Basis of the CytoSwitch project: Treatment with cytotoxic/cytostatic drugs like paclitaxel, doxorubicin or cisplatin is still the major cancer chemotherapy method. Despite its success in treating some cancer types (pre- and post-surgery), it causes strong systemic side-effects, including cardiotoxicity, immunosuppression, and irreversible neuropathy. Weaker patient populations (children, the elderly, those with pre-existing medical conditions) are often unable to tolerate such side-effects and may not be able to receive treatment; and even stronger patients may only be able to tolerate drug dosages that are insufficient to ensure cancer eradication.

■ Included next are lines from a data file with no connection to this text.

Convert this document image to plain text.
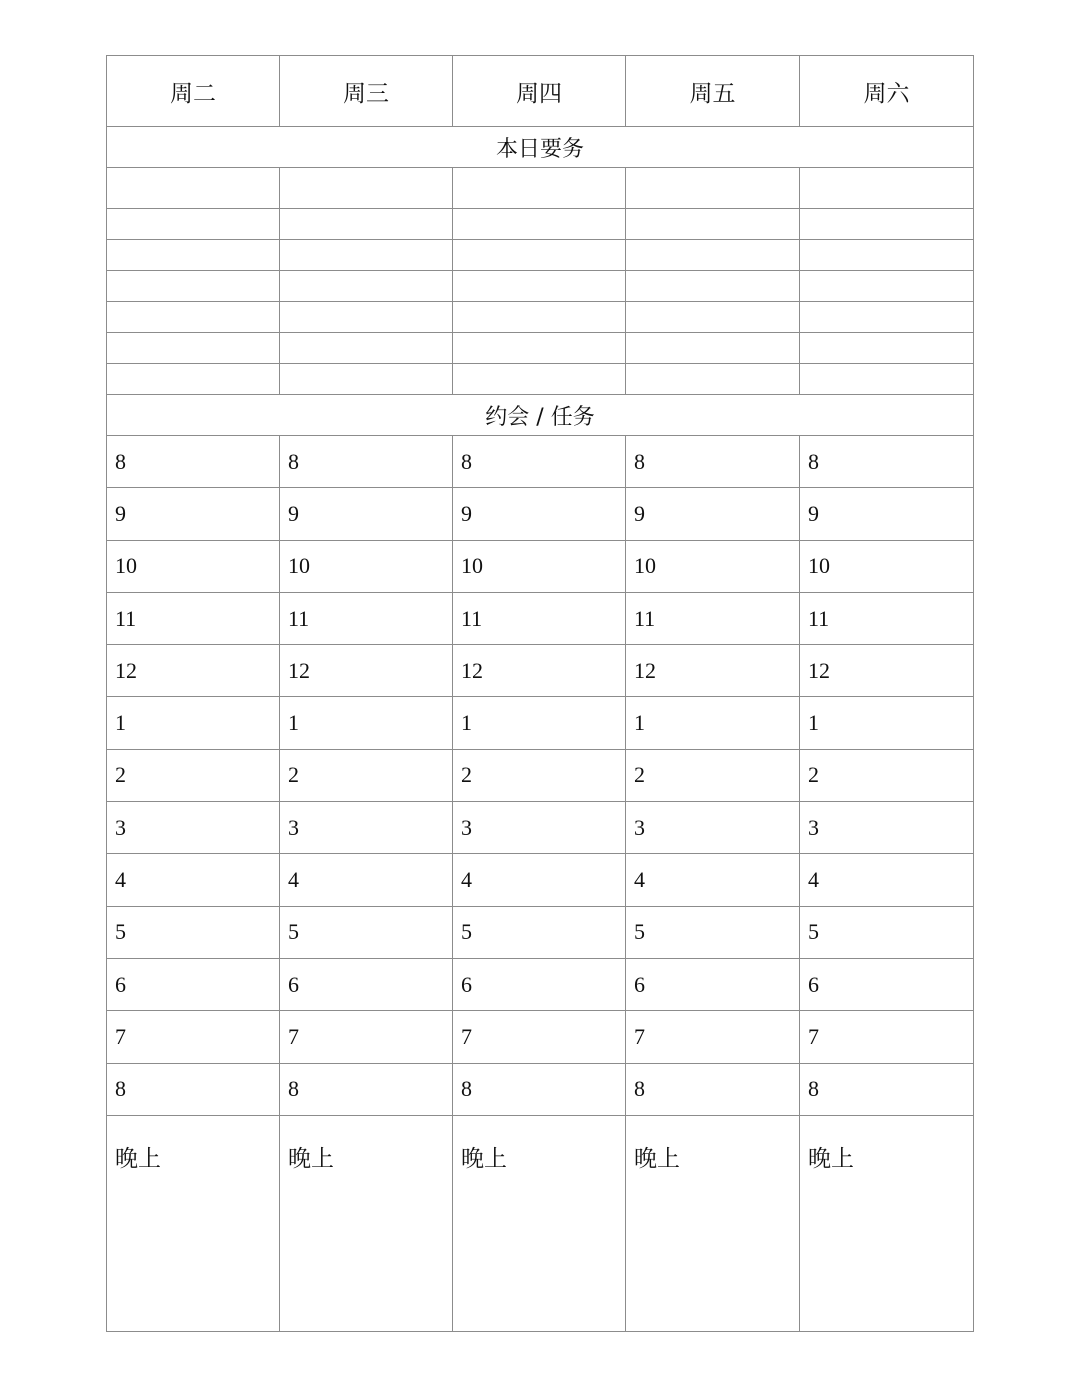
周二	周三	周四	周五	周六
本日要务				

约会 / 任务				
8	8	8	8	8
9	9	9	9	9
10	10	10	10	10
11	11	11	11	11
12	12	12	12	12
1	1	1	1	1
2	2	2	2	2
3	3	3	3	3
4	4	4	4	4
5	5	5	5	5
6	6	6	6	6
7	7	7	7	7
8	8	8	8	8
晚上	晚上	晚上	晚上	晚上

The CytoSwitch project is testing the feasibility, safety and efficacy of using photoswitchable cytotoxins as chemotherapeutics that can be targeted exclusively to tumours by local activation with light, thereby sparing healthy tissues from side-effects. The project spans work in the fields of electronics, light delivery optics, and medicinal chemistry as well as biology; our major focus however is on experimentally assessing the requirements for successful photopharmaceutical drugs directly in murine cancer models. This involves balancing novel parameters such as wavelength response, quantum yield, and activated-state halflife, alongside the traditional parameters affecting drug ADME-PK/PD, to develop this entirely novel class of cancer chemotherapy candidates.


The goal within the framework of the EXIST project is to explore the general therapeutic feasibility of photoswitchable compounds in vivo, and to explore the therapeutic applications of our photoswitchable compounds to primary tumour therapy in mouse models.